Losing with pocket aces is a thing of the past at a Western Canada senior citizen center where a long running, low-stakes poker game has been halted by local authorities.
The group of about 40 seniors, ranging in age from 55 to 95, had their afternoon card games shut down because they were playing for cash.
Officials at the center, which is operated jointly by the City of Richmond and the Minoru Seniors Society, told the group members they could no longer play as long as money was involved because it violates British Columbia gambling regulations.
The CBC reports that the low rolling seniors’, playing for a dime a chip, were crushed when they learned that their game, in operation for ten years, had to end.
"If anybody is playing poker, it's more fun if you play for a little bit of money and it makes it more interesting," player Marilyn Berger said.

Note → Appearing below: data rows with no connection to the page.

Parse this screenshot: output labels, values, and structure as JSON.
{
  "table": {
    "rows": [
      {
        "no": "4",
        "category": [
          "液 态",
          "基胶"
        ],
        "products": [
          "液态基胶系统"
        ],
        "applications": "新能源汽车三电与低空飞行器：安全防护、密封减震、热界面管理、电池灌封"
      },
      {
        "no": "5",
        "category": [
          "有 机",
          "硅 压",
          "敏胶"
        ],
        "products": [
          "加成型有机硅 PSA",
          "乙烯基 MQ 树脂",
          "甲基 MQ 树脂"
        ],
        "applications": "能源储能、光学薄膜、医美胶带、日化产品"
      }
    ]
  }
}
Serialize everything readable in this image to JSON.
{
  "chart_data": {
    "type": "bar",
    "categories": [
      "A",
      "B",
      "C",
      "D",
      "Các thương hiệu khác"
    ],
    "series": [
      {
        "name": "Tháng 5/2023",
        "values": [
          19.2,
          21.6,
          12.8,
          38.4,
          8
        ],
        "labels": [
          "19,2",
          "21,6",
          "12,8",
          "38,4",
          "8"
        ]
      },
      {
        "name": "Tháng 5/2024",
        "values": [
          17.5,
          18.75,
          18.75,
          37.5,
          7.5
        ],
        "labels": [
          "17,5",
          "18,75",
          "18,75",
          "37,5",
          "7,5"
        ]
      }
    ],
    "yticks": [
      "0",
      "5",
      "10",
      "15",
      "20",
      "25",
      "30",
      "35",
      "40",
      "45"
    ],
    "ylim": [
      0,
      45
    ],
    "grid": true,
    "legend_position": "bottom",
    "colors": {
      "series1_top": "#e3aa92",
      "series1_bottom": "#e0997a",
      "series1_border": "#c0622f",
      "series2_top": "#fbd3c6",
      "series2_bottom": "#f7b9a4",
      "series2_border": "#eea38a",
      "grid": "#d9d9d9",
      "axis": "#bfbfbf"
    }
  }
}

"We're not playing for large amounts of money, it's not about gambling, we're playing for fun," she added.
Ted Townsend, director of communications for the City of Richmond, near Vancouver, said the card games violate provincial gambling regulations. Card games that involve the exchange of money are considered gaming activities and are therefore unlawful.
Townsend said he doesn't want to discourage the seniors' group from meeting, however, he added there's little the city can do.
"The provincial gaming authorities made it quite clear that that type of activity is illegal, it's not the type of activity that we could get a license for… We're a public body, we have to do the responsible thing," he said.
It was also noted that “house rules” at the senior center do not permit card games that involve money.
Card player Serena Lambert told the CBC, the games were a chance for seniors to socialize and now "It's no fun at all, you might as well just stay home and play solitaire."